Velocity field simulated in a CFD program. Cell positions are tracked to compute the light that they perceive; the growth rate of each cell can then be estimated
Microalgae growth is highly affected by the light intensity that they receive. Lack of light drives slow growth, whereas over-exposition to strong light can damage certain proteins on the cells and slow down the photon harvesting process. Typically, both conditions are present in photobioreactors: one single cell can perceive low light in the deepest part of the culture and suddenly, due to mixing, go to the most illuminated part driving photoinhibition. We do not fully understand how the exposition to a strong light gradient in the culture affects the growth of each individual cell, yet some mathematical models are able to predict the production of microalgae in some conditions.
In addition to the fact that microalgae face a strong light gradient in bioreactors, they have evolved adaptive mechanisms to overcome photoinhibition, the so-called photoacclimation, in which each cell can modify the amount of pigments in order to avoid damage to the photosynthetic machinery. Both phenomena have different timescales: while the photodamage and recovery processes have timescales of minutes, photoacclimation has a timescale of days. Both phenomena affect the growth rate of the microalgae. Coupling two different models for different phenomena is challenging, especially if they have different timescales.

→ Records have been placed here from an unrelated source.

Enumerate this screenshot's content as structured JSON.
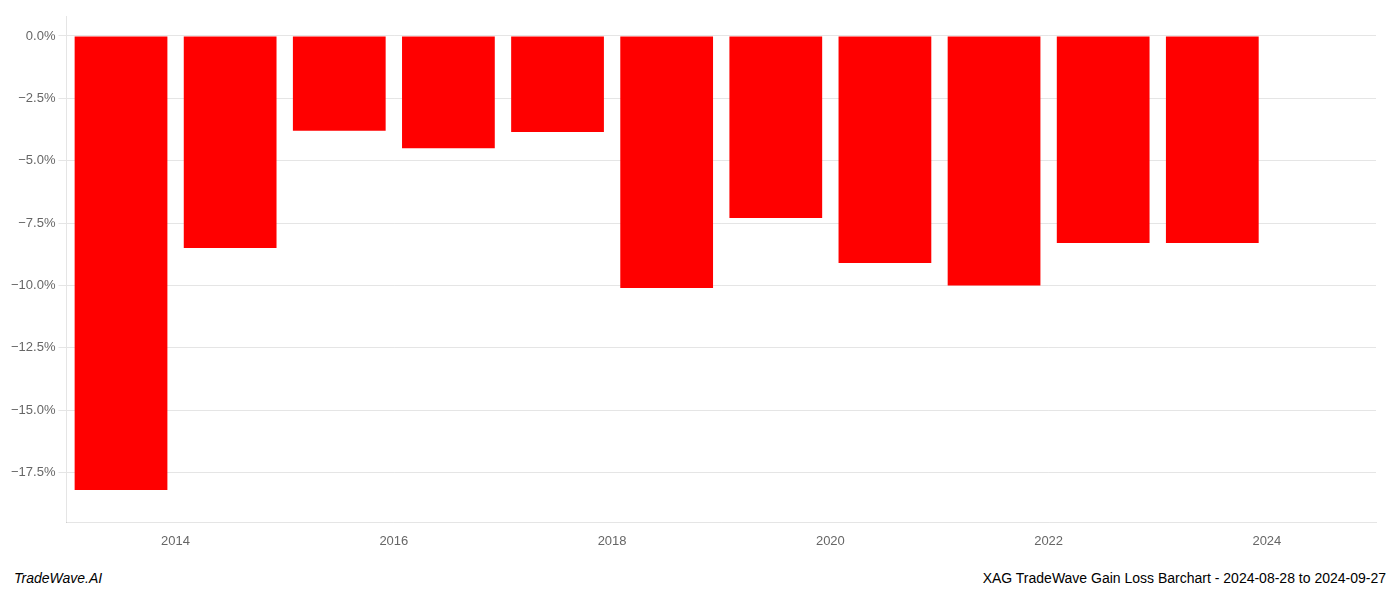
{
  "chart_data": {
    "type": "bar",
    "x": [
      2013.5,
      2014.5,
      2015.5,
      2016.5,
      2017.5,
      2018.5,
      2019.5,
      2020.5,
      2021.5,
      2022.5,
      2023.5
    ],
    "values": [
      -18.2,
      -8.5,
      -3.8,
      -4.5,
      -3.85,
      -10.1,
      -7.3,
      -9.1,
      -10.0,
      -8.3,
      -8.3
    ],
    "color": "#FF0000",
    "xlim": [
      2013.0,
      2025.0
    ],
    "xticks": [
      2014,
      2016,
      2018,
      2020,
      2022,
      2024
    ],
    "ylim": [
      -19.5,
      0.8
    ],
    "yticks": [
      {
        "value": 0.0,
        "label": "0.0%"
      },
      {
        "value": -2.5,
        "label": "−2.5%"
      },
      {
        "value": -5.0,
        "label": "−5.0%"
      },
      {
        "value": -7.5,
        "label": "−7.5%"
      },
      {
        "value": -10.0,
        "label": "−10.0%"
      },
      {
        "value": -12.5,
        "label": "−12.5%"
      },
      {
        "value": -15.0,
        "label": "−15.0%"
      },
      {
        "value": -17.5,
        "label": "−17.5%"
      }
    ],
    "grid": true,
    "annotations": [
      "TradeWave.AI",
      "XAG TradeWave Gain Loss Barchart - 2024-08-28 to 2024-09-27"
    ]
  }
}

Mathematical models are calibrated on the basis of available experiments. The conditions under which
these experiments are performed are also important. Not all bioreactors have the same geometry and operating conditions; some of them have more than one species of microalgae, and the resulting interactions cannot be neglected. Moreover, some mathematical models can be very accurate in some conditions and useless in other situations. Modeling the growth rate of microalgae can be particularly complex.
A relevant issue is related to the scale-up from laboratory conditions to the industrial scale, where several processes must be optimized. Mathematical modeling plays an important role in this situation, where an accurate model can be used for monitoring, control, and optimization. Combining computational fluid dynamics (CFD) and biological models to estimate the growth rate in a bioreactor is getting more attention. By doing so, we can track the light history that a single algal cell perceives as it moves through the bioreactor (see image). We can then estimate the growth of a single cell and extrapolate to the entire bioreactor productivity. There are some obvious limitations: running a computational fluid dynamics model is expensive in terms of computational resources; moreover, since biological models were developed using experiments that have different configurations, there is no model that can perfectly describe the growth rate of a single cell.
To summarize, modeling the growth of a microalgae culture is a highly complex task, especially at industrial scales where many factors must be considered. These factors can be biological or specific to the bioreactor operation. Our goal is to create a model that can be used for monitoring and optimization of processes to obtain the best performance of the culture taking into account biological and operational factors.